Do be careful. Peracetic acid (like everything on this forum) is quite poisonous.


----------



## Irons (Jan 8, 2010)

It works well as a cleaning solution. I just tried a 1/2% solution of vinegar, Hydrogen Peroxide and a dash of dishwashing detergent. on some old grungy copperclad epoxy circuit board material. It works great.


----------



## Thechemicals (Jan 8, 2010)

Irons said:


> It works well as a cleaning solution. I just tried a 1/2% solution of vinegar, Hydrogen Peroxide and a dash of dishwashing detergent. on some old grungy copperclad epoxy circuit board material. It works great.

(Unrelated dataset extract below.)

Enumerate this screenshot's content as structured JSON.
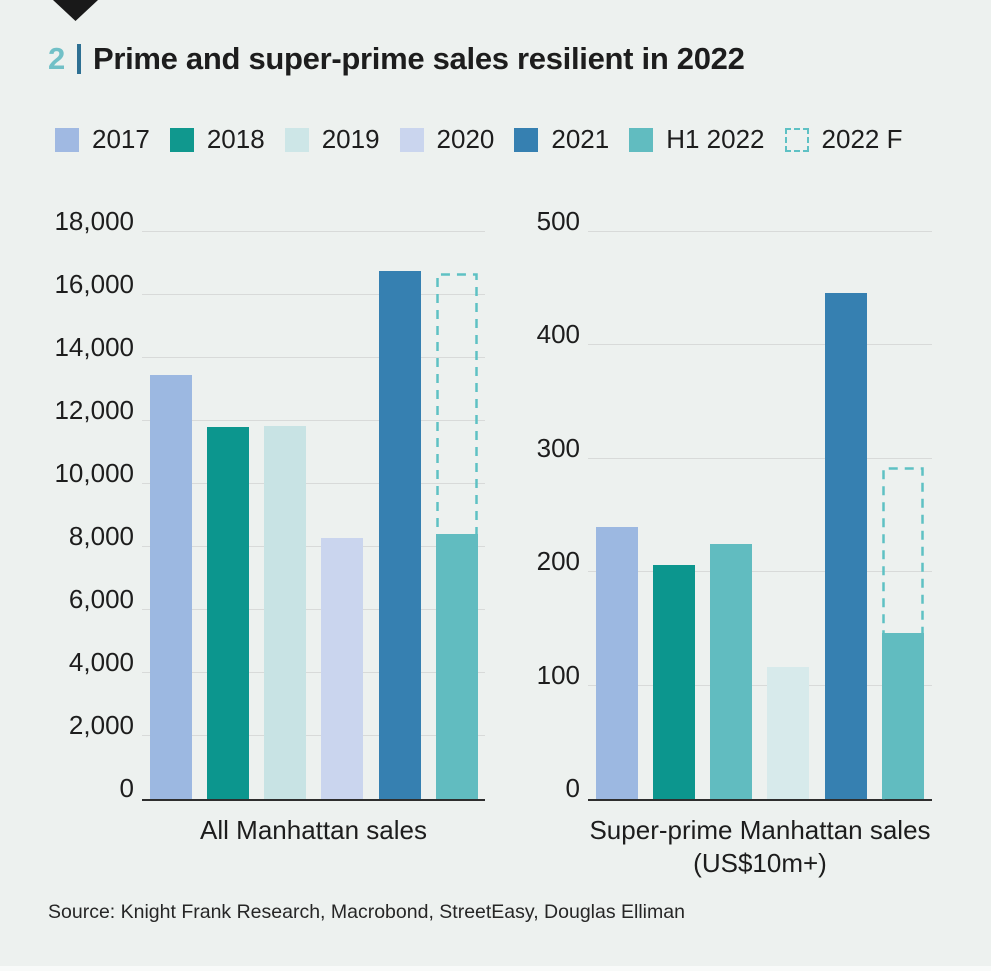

nice. Ill be doing the same tonight.


----------



## Irons (Jan 8, 2010)

Thechemicals said:


> Irons said:
> 
> 
> > It works well as a cleaning solution. I just tried a 1/2% solution of vinegar, Hydrogen Peroxide and a dash of dishwashing detergent. on some old grungy copperclad epoxy circuit board material. It works great.
> ...



Don't leave it in too long or it wll eat the Copper. Cleaning the board, first with a scrubbing pad and detergent and let the solution finish the job. The solution began to turn blue after an hour.


----------



## soutex (May 6, 2022)

Is it possible to precipitate the Silver (and only Silver) from Peracetic Acid? If so, how? If not, how do I proceed?


----------



## Stibnut (May 6, 2022)

I think you can just take NaCl, HCl, or any other chloride source and drop your silver as AgCl, then add NaOH to turn it all to silver oxide and add sugar or formic acid to reduce that to silver metal. It should work the same as producing silver metal from a silver nitrate solution.


----------



## soutex (May 6, 2022)

Thank you.


----------